REPUBLIKA.CO.ID, BEIJING -- Menteri Perdagangan (Mendag) China, Zhong Shan, pada Ahad (29/9) mengatakan bahwa perusahaan-perusahaan China menghadapi banyak kesulitan akibat adanya gesekan perdagangan dengan Amerika Serikat (AS). China dan AS masih terjebak dalam perang dagang yang semakin naik tingkatannya dalam kurun waktu lebih dari satu tahun terakhir.
Kedua negara saling memungut biaya yang mencapai ratusan miliar dolar AS untuk komoditas masing-masing. Hal itu memperkeruh pasar keuangan dan pertumbuhan global.
"Perdagangan mengalami tantangan yang belum pernah terjadi sebelumnya, muncul secara eksternal maupun internal," kata Zhong dalam konferensi pers.

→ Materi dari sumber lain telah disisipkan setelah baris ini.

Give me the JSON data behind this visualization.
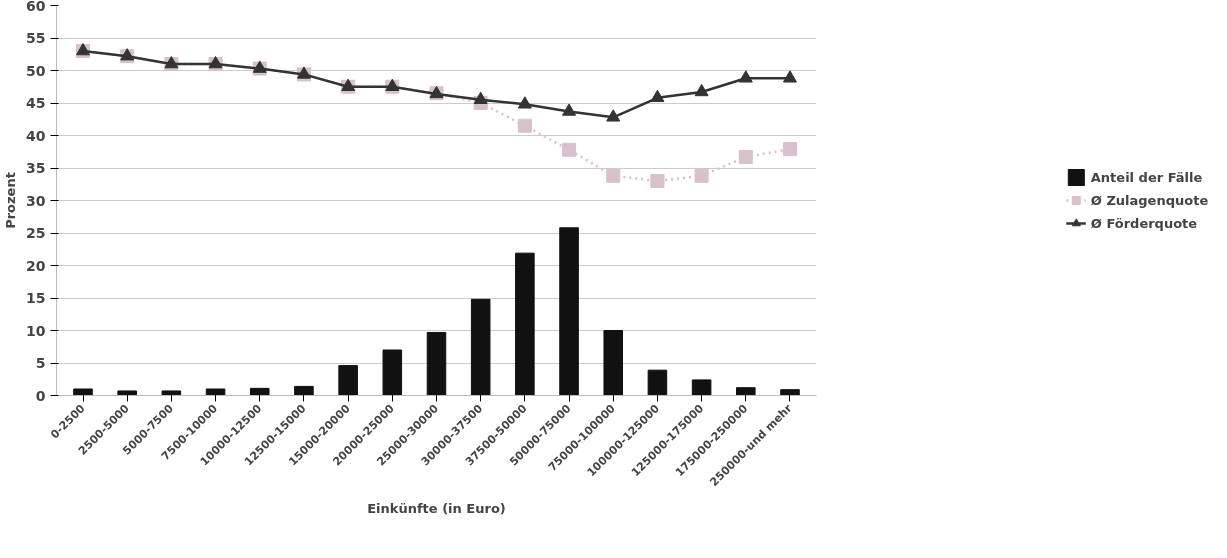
{
  "chart_data": {
    "type": "bar",
    "xlabel": "Einkünfte (in Euro)",
    "ylabel": "Prozent",
    "categories": [
      "0-2500",
      "2500-5000",
      "5000-7500",
      "7500-10000",
      "10000-12500",
      "12500-15000",
      "15000-20000",
      "20000-25000",
      "25000-30000",
      "30000-37500",
      "37500-50000",
      "50000-75000",
      "75000-100000",
      "100000-125000",
      "125000-175000",
      "175000-250000",
      "250000-und mehr"
    ],
    "ylim": [
      0,
      60
    ],
    "yticks": [
      0,
      5,
      10,
      15,
      20,
      25,
      30,
      35,
      40,
      45,
      50,
      55,
      60
    ],
    "grid": "y",
    "legend": "right",
    "series": [
      {
        "name": "Anteil der Fälle",
        "color": "#111111",
        "values": [
          1.0,
          0.7,
          0.7,
          1.0,
          1.1,
          1.4,
          4.6,
          7.0,
          9.7,
          14.8,
          21.9,
          25.8,
          10.0,
          3.9,
          2.4,
          1.2,
          0.9
        ]
      },
      {
        "name": "Ø Zulagenquote",
        "type": "line",
        "color": "#d8c0cc",
        "marker": "square",
        "line_style": "dotted",
        "values": [
          53,
          52.2,
          51,
          51,
          50.3,
          49.4,
          47.5,
          47.5,
          46.5,
          45,
          41.5,
          37.8,
          33.8,
          33,
          33.8,
          36.7,
          37.9
        ]
      },
      {
        "name": "Ø Förderquote",
        "type": "line",
        "color": "#333333",
        "marker": "triangle",
        "line_style": "solid",
        "values": [
          53,
          52.2,
          51,
          51,
          50.3,
          49.4,
          47.5,
          47.5,
          46.4,
          45.5,
          44.8,
          43.7,
          42.8,
          45.8,
          46.7,
          48.8,
          48.8
        ]
      }
    ]
  }
}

Babak baru pembicaraan oleh para pejabat tinggi dari kedua negara ekonomi terbesar dunia itu dijadwalkan pada 10-11 Oktober di Washington DC, AS, yang akan dihadiri oleh Wakil Perdana Menteri China, Liu He, sebagai penasihat ekonomi terbaik Presiden Xi Jinping.
Sementara itu, Zhong menambahkan bahwa China akan memperluas jangkauan ekspor dan mengambil langkah-langkah untuk menstabilkan perdagangan yang akan membuahkan hasil positif.
Pemerintahan AS di bawah Presiden Donald Trump mempertimbangkan strategi tekanan keuangan baru yang lebih radikal untuk China, termasuk kemungkinan menghapus pencatatan (delisting) saham perusahaan China dari bursa efek AS. Langkah tersebut dijadikan sebagai bagian dari perluasan upaya untuk membatasi investasi AS di perusahaan China.
Perang dagang antara China dan AS telah menambah ketegangan antara kedua negara itu, dipengaruhi juga oleh kritik AS atas isu HAM di China, termasuk pada demonstrasi di Hong Kong, perselisihan atas Laut China Selatan, serta dukungan untuk Taiwan.
Sebelumnya, diplomat China pada Jumat (27/9) menyatakan bahwa persoalan tarif dan perselisihan dagang bisa menjatuhkan ekonomi dunia dalam resesi dan pemerintahnya berkomitmen untuk menyelesaikan hal itu dengan cara yang tenang, rasional, dan bekerja sama.